Une crise du capitalisme mondialisé et financiarisé

lundi 22 février 2016, par Dominique Plihon

L’année 2016 a débuté par une panique générale sur les marchés financiers internationaux. Les cours boursiers se sont effondrés simultanément sur toutes les places financières, dans les pays avancés comme les émergents. La raison de cette panique soudaine des acteurs financiers : une incertitude totale quant à l’évolution future du capitalisme mondialisé. À commencer par les principales économies de la planète : le Japon et l’Europe sont au bord de la déflation, les États-Unis ont une sortie de crise plus laborieuse que prévu, l’économie brésilienne s’est effondrée, et – last but not least – la Chine va mal car elle est piégée par son modèle de croissance fondé sur les exportations, pénalisées par la récession mondiale.

Parallèlement à la chute des indices boursiers, on assiste à un effondrement sans précédent des cours du pétrole et des matières premières. La baisse de la demande mondiale liée à la récession n’en est pas la seule cause. Il y a aussi une pression à la baisse sur les prix des hydrocarbures causée par la « révolution » du gaz de schiste états-unien, et par des facteurs géopolitiques, tels l’arrivée de l’Iran sur le marché du pétrole, avec la fin de l’embargo sur ses exportations. Cette chute des prix des énergies fossiles a des effets pervers considérables, non seulement sur les émissions de gaz à effet de serre, mais également sur les tendances déflationnistes à l’œuvre dans l’économie mondiale.

Une nouvelle menace de krach bancaire

Les grandes banques sont à l’épicentre du séisme financier actuel car elles ont prêté massivement aux pays émergent et au secteur pétrolier. Depuis le 1er janvier 2016, les trois grandes banques françaises ont perdu 25 % de leur valeur boursière. C’est une nouvelle preuve que les « champions bancaires » tricolores sont des géants aux pieds d’argile. Plus que jamais, une réforme radicale du système bancaire s’impose, conduisant à un contrôle social sur les banques, et à un démantèlement des groupes bancaires par une stricte séparation des activités de banque de détail et de banque d’investissement.

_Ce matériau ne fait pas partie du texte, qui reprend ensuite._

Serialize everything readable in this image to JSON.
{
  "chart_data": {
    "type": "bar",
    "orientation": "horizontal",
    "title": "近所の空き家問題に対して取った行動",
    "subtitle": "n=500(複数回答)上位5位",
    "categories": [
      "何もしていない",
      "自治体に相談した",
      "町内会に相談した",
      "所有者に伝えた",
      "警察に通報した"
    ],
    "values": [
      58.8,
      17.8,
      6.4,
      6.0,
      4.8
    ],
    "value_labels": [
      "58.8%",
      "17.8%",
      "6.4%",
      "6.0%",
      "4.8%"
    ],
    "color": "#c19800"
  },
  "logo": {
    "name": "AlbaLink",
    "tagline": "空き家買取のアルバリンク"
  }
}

Une crise de nature systémique

Contrairement au discours dominant, les difficultés actuelles de l’économie mondiale ne sont pas conjoncturelles et temporaires. Nous sommes en présence d’une crise systémique du capitalisme mondialisé et financiarisé. Celle-ci se manifeste par une situation de surproduction et de suraccumulation du capital à l’échelle internationale. D’un côté, les pays avancés font face à un ralentissement des gains de productivité, qui a débuté dès les années 1970, avec des conséquences négatives sur la rentabilité du capital que la financiarisation ne parvient pas à compenser. D’un autre côté, le modèle de croissance des pays émergents tiré par les exportations tend à s’essouffler, ce qui conduit également à une baisse de rentabilité du capital liée à une surproduction. Stimulés un moment par l’endettement, un grand nombre de pays capitalistes avancés et émergents sont aujourd’hui piégés par une dette privée et publique élevée dont le poids est aggravé par la chute de l’inflation.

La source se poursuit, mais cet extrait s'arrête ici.